This is according to Head of Old Mutual Investment Group’s Macro Solutions boutique, Peter Brooke, who says that he expects the current situation to improve in 2017, but in the meantime the remainder of 2016 is going to be a challenge for investors.

Speaking at Old Mutual Investment Group’s second quarterly media briefing for 2016, Brooke explained that dispersion is responsible for the increased volatility that we are currently seeing in SA markets, and that he and his team have been looking at this as one of their major themes for some time. “The fascinating element is how our other three major investment themes all feed into and drive this volatility theme,” he says.

“Our ‘Purgatory’ theme is based on the fact that global growth is currently trapped as there is not enough growth to break out, but enough stimulus to avoid going into a recession,” he says. “Because the global economy is running at a lower level of growth, we are essentially much closer to the zero bound, or falling into recession. This is the issue that global markets are obsessing about, which is driving higher volatility as investors swing between fear and greed on the short-term ebb and flow of macro-economic data.”

His second key theme is ‘South Africa suffers’ which we have been seeing for some time now. “South African market volatility has shot up recently, driven by domestic political issues. However, this isn’t as likely to continue, given that SA has seen the error of its ways and has reversed some of its mistakes,” says Brooke. “This is therefore a theme that can actually recover somewhat, but has driven the volatility of our currency and bonds up sharply, which in turn exacerbates share volatility through interest rate sensitive stocks and currency plays.

“In addition, our third theme, “China in transition’ is based on slowing Chinese growth and how structurally there needs to be a shift from investment to consumption. However, managing the transition of the largest economy in the world is fraught with risk, exacerbated by the very high levels of corporate leverage. The recent slowdown in growth and the resultant aggressive stimulus exemplify this problem, while speculative flows exaggerate its impact.”

Brooke explains that the South African equity market is particularly vulnerable to these macro-economic themes. “As a small open economy with one of the most liquid emerging market currencies we are like a cork in the ocean. Worsening the volatility is the make-up of our market with a very large resource component and large locally listed global stocks. Even the gold shares have displayed moves of over 500%.

“A key point to note when talking about this extreme volatility is that it is actually cross-sectional dispersion, meaning the volatility between the different shares rather than the market as a whole,” he explains.

“This current situation has important implications for our market in terms of the allocation of capital,” says Brooke. “Because of higher volatility levels, investors need to be rewarded for risk. Based on our valuation work, we do not see this reward in SA equity and are looking for alternatives such as global equity, private equity and hedge funds.

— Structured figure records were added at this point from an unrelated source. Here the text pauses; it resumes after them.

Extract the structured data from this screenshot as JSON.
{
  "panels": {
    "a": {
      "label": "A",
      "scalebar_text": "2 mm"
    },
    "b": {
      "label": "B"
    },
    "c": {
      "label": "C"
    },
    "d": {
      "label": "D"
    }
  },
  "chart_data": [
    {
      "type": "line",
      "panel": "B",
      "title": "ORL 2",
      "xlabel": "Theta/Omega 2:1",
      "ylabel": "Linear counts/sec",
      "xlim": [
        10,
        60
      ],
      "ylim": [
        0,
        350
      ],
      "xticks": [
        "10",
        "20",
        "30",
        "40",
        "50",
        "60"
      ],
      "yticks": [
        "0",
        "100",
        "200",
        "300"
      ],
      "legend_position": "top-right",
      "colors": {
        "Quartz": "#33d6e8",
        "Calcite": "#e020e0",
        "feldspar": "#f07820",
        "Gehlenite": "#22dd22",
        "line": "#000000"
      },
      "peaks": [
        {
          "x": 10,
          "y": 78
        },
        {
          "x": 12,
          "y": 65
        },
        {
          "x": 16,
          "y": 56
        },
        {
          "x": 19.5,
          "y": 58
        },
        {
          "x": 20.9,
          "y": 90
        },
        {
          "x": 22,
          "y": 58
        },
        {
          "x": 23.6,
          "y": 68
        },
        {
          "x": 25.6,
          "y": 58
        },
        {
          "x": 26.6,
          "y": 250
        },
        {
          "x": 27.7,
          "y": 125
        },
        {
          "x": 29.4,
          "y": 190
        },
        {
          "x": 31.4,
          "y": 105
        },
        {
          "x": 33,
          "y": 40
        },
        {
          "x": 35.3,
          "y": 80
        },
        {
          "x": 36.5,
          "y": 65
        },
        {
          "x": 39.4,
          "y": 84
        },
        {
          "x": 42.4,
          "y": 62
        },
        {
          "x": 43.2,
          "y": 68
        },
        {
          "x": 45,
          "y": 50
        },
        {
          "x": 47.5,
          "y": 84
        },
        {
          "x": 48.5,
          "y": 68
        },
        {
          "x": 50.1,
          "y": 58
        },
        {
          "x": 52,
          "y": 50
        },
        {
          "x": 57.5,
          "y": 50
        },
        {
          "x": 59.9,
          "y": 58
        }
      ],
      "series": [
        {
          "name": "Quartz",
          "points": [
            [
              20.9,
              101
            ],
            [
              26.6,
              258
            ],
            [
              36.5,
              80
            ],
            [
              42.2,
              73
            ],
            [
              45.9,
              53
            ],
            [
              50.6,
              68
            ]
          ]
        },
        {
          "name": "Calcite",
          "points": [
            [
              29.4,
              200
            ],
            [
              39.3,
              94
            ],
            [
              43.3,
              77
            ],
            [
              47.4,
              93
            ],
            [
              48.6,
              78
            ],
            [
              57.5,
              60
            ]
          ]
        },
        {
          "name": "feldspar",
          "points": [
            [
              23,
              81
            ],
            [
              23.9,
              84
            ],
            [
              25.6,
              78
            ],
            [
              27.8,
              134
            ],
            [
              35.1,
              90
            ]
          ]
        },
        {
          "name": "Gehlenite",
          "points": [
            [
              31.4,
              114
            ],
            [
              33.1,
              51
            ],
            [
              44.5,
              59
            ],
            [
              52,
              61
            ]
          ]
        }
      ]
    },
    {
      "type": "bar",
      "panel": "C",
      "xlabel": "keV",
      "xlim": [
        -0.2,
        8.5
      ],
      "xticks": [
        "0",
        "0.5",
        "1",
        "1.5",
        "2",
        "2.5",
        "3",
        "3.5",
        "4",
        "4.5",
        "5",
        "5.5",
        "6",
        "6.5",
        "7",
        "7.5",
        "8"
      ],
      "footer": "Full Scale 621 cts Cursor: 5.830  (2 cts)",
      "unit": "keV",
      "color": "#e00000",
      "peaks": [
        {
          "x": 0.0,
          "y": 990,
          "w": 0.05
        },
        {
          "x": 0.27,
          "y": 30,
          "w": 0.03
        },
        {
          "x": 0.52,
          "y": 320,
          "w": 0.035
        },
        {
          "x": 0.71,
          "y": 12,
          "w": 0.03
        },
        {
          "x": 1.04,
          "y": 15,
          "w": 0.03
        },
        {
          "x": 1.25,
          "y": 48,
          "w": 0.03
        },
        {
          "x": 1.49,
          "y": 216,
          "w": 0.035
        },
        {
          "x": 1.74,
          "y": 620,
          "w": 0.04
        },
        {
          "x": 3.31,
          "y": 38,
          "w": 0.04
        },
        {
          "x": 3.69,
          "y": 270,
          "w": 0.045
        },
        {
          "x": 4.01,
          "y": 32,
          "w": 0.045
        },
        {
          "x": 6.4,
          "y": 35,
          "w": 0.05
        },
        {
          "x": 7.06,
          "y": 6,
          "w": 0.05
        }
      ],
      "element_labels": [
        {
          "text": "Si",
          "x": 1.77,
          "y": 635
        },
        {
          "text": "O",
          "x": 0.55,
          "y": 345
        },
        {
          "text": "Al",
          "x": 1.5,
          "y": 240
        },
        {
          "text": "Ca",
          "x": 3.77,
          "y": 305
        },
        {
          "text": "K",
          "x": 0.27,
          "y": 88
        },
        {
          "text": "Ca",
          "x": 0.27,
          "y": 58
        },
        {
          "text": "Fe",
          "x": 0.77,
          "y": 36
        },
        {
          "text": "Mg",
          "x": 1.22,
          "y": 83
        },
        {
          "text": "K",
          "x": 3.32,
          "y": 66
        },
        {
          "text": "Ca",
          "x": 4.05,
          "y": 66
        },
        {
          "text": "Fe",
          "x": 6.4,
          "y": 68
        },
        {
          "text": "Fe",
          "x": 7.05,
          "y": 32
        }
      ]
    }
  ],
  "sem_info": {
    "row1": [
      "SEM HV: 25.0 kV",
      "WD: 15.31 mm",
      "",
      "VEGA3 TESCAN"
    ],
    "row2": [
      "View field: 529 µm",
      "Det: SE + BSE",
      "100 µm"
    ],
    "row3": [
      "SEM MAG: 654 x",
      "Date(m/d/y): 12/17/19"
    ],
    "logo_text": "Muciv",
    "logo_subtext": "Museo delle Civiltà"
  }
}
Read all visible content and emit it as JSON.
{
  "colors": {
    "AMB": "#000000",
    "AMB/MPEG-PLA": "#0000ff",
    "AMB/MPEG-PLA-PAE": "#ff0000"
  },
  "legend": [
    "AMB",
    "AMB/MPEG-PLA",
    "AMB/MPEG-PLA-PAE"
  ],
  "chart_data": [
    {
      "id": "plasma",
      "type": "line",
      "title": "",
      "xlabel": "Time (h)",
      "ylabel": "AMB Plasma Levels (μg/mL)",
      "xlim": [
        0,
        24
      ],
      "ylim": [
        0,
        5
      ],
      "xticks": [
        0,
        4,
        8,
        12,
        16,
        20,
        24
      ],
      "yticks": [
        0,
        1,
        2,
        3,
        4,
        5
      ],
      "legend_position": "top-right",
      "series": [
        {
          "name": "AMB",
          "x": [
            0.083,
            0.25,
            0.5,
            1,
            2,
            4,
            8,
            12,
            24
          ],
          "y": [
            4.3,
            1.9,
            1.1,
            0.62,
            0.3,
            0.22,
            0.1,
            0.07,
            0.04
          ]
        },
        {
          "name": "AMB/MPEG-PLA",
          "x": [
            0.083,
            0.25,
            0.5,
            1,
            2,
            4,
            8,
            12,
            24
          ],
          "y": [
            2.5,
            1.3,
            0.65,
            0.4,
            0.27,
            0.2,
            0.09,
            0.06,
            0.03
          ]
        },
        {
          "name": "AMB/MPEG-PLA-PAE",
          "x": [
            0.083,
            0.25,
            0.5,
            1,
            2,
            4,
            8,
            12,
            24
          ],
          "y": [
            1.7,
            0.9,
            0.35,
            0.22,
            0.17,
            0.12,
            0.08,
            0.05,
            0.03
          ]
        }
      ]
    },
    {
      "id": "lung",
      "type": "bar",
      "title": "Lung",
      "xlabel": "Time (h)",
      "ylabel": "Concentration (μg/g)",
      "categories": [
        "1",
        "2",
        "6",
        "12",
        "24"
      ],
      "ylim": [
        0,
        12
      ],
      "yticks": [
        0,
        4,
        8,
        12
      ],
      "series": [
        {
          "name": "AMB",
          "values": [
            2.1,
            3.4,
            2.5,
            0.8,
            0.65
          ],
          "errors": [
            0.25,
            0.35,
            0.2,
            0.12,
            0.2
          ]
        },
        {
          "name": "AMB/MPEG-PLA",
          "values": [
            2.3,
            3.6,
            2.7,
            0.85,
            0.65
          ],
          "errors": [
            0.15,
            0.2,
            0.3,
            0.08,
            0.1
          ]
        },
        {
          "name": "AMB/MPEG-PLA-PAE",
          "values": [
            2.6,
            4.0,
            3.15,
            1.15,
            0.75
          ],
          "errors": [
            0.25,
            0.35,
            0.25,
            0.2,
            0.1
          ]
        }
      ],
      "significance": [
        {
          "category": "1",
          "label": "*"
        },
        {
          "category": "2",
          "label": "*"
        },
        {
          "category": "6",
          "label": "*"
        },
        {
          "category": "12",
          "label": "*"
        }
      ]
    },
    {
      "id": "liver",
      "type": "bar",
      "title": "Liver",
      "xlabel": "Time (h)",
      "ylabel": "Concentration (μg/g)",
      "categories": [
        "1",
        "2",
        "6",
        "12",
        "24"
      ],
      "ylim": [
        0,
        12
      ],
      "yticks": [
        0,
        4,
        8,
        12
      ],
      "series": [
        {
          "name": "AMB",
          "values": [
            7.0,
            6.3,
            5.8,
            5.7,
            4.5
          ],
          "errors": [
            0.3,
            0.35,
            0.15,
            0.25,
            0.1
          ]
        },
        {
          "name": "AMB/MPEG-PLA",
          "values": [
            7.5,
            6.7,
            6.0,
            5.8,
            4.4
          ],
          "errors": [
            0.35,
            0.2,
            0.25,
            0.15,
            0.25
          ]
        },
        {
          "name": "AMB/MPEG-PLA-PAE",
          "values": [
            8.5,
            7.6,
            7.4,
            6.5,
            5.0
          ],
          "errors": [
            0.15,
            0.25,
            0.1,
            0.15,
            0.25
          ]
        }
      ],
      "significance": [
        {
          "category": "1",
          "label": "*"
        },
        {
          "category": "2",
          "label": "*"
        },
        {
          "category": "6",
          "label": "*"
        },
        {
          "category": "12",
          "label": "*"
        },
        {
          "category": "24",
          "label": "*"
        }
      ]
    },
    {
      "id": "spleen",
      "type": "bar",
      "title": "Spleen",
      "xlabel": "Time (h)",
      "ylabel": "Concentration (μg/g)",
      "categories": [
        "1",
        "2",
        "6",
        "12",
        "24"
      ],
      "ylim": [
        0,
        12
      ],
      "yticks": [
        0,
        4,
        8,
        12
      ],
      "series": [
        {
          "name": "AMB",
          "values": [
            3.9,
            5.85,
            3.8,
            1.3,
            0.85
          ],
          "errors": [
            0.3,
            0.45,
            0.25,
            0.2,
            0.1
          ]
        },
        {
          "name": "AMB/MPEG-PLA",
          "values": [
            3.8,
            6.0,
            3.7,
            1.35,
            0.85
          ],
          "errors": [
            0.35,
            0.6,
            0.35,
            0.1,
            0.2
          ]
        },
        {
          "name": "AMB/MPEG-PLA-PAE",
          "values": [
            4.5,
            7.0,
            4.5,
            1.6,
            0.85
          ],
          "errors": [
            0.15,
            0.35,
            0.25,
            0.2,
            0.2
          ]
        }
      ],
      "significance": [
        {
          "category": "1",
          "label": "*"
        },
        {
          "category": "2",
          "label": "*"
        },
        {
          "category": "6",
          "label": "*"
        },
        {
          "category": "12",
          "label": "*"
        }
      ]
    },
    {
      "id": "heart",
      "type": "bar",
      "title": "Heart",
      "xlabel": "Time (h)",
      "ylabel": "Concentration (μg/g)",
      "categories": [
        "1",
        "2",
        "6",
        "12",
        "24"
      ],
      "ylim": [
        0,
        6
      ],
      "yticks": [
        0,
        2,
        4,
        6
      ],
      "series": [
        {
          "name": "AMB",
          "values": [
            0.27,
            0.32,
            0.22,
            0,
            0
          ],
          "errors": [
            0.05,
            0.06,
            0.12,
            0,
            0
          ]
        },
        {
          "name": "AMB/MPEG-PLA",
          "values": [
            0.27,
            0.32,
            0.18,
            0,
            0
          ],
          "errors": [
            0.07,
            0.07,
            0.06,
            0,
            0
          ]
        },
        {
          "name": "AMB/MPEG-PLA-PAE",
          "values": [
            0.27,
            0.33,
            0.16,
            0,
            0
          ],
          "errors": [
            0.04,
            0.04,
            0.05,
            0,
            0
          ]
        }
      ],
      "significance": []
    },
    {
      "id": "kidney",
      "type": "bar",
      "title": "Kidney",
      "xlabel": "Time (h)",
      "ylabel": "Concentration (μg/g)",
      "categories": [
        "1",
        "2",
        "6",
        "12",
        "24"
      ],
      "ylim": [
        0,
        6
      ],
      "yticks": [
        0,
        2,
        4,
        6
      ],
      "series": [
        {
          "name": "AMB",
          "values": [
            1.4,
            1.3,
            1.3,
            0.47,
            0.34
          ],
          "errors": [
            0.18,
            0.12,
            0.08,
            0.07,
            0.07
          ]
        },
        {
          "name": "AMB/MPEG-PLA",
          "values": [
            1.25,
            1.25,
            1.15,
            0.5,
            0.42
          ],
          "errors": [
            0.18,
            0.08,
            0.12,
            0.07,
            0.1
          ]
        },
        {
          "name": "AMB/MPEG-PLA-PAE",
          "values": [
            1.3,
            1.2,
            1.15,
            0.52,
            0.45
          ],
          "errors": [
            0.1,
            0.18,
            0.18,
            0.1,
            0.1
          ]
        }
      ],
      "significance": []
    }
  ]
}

“One of our major concerns is about South African corporate profitability. Inflation has gone up to 7%, with food inflation peaking around 15%, which is ultimately putting pressure on the consumer. This means spending power will come under pressure, and at the same time, the ability for companies to pass on cost increases has diminished, given that growth is under pressure based on higher interest rates.”

Brooke says that the good news is that we are already going through this process, with interest rates having already gone up and inflation accelerating. “As a result, we can start looking ahead to 2017 where things are expected to start improving, as inflation peaks and comes down again. With the South African economy starting to rebalance, exports growing and imports contracting, and the current account deficit narrowing, we’re starting to move towards a better place, but it is still too early to get there.

“This creates a better environment for the rand and bonds while still creating a tough environment for local profits.”

Consequently, Brooke and his team are overweight offshore equity, underweight South Africa equity, overweight South African interest-bearing assets and underweight offshore interest-bearing assets.

“This is based on where we see the best risk-adjusted returns. We’re seeing high yields in SA, but equities are going to be challenged by high volatility and multiples, while offshore equities are offering better yields than bonds and cash,” says Brooke. “We’re also running with more cash than we would normally hold, and are more positive on the rand than before.

“Overall, we’re looking for yield wherever we can find it, which is very much an absolute return mentality, without taking excessive risk.”